Bundan 2,5 yıl önce işimden istifa edip ve eşyalarımı bir depoya kaldırıp yola çıktığımda, bugün varacağım noktayı hayal bile edemezdim. Niyetim, bir yıl süreyle seyahat edip, sonra geri dönüp yeniden bir iş bulmaktı. O zamanki vizyonum, daha ötesini düşünmeyi kaldıracak kapasitede değildi. Bir yıl boyunca özgür olsam, dünyayı gezsem daha ne isterdim? Sonra dönüp, gece gündüz çalışmak bana hiç koymazdı.

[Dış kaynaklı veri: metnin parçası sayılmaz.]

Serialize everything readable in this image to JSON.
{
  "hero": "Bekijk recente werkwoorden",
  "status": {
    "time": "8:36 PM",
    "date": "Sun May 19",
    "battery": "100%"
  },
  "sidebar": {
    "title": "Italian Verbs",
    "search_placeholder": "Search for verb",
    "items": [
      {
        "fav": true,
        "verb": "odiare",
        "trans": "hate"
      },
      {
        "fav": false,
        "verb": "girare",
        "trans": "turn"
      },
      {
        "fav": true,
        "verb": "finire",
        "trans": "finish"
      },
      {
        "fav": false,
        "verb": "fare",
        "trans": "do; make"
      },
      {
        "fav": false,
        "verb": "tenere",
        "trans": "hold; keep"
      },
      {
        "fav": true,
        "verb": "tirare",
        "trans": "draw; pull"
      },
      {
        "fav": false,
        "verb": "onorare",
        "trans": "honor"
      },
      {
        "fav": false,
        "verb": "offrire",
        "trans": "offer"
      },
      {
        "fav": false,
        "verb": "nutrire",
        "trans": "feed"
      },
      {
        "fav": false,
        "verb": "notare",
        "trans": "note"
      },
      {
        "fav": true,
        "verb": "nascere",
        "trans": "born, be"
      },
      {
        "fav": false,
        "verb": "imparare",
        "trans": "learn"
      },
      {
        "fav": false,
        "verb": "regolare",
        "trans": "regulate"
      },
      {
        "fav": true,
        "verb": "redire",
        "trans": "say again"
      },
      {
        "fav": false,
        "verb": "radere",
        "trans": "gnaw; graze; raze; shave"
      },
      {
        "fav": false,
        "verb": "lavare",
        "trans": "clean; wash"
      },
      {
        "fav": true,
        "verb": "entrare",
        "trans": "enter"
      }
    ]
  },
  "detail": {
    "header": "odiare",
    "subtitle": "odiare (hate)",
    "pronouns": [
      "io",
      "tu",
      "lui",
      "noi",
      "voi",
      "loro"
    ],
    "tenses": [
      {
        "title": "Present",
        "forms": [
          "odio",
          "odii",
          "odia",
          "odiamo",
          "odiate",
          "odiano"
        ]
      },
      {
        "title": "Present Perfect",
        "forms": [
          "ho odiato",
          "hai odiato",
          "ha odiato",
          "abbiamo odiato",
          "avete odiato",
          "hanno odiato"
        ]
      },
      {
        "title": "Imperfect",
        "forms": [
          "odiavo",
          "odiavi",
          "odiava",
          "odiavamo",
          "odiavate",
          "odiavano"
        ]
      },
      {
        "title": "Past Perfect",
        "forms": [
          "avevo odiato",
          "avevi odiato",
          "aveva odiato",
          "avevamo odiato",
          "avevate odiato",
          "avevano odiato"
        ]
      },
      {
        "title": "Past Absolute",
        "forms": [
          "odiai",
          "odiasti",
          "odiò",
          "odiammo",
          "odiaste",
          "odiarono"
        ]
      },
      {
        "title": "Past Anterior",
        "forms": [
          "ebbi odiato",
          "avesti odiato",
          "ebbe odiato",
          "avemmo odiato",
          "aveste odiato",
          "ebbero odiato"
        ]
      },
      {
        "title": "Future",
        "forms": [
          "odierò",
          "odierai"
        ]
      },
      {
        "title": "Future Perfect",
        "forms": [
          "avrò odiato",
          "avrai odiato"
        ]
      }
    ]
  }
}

2015 yılının Ekim ayında, sırtımdaki çantada birkaç parça eşyam ile düştüm yola. İlk durağım Hindistan’dan itibaren anladım ki, ben tasmamın ipini yalnızca uzatmak değil, toptan koparmak istiyordum.

Yine de nasıl olacağı konusunda hiçbir fikre sahip değildim. Hayatım boyunca, bordrolu maaşlı bir beyaz yakalı olarak çalışmıştım, girişimciliğin genlerimde olduğunu düşünmüyordum. SGK primlerim yatmazsa, aman allahım! Ne halt ederdim?

 

 

 

 

Zaman da yolla birlikte aktı. Karşıma çıkan her insanla biraz daha açıldı kafam. Fark ettim ki, yapmak istediğim, insanlara bir şeyler katabilmekti. O yüzden yemek anlatacağım diye başladığım ve bu yüzden adını “eatravels” koyduğum blogum yavaş yavaş başka bir şeye doğru evrilmeye başladı. Ben yemekten vazgeçtim, öğrenilmiş çaresizliklerimizi nasıl yeneriz, onu anlatmaya başladım.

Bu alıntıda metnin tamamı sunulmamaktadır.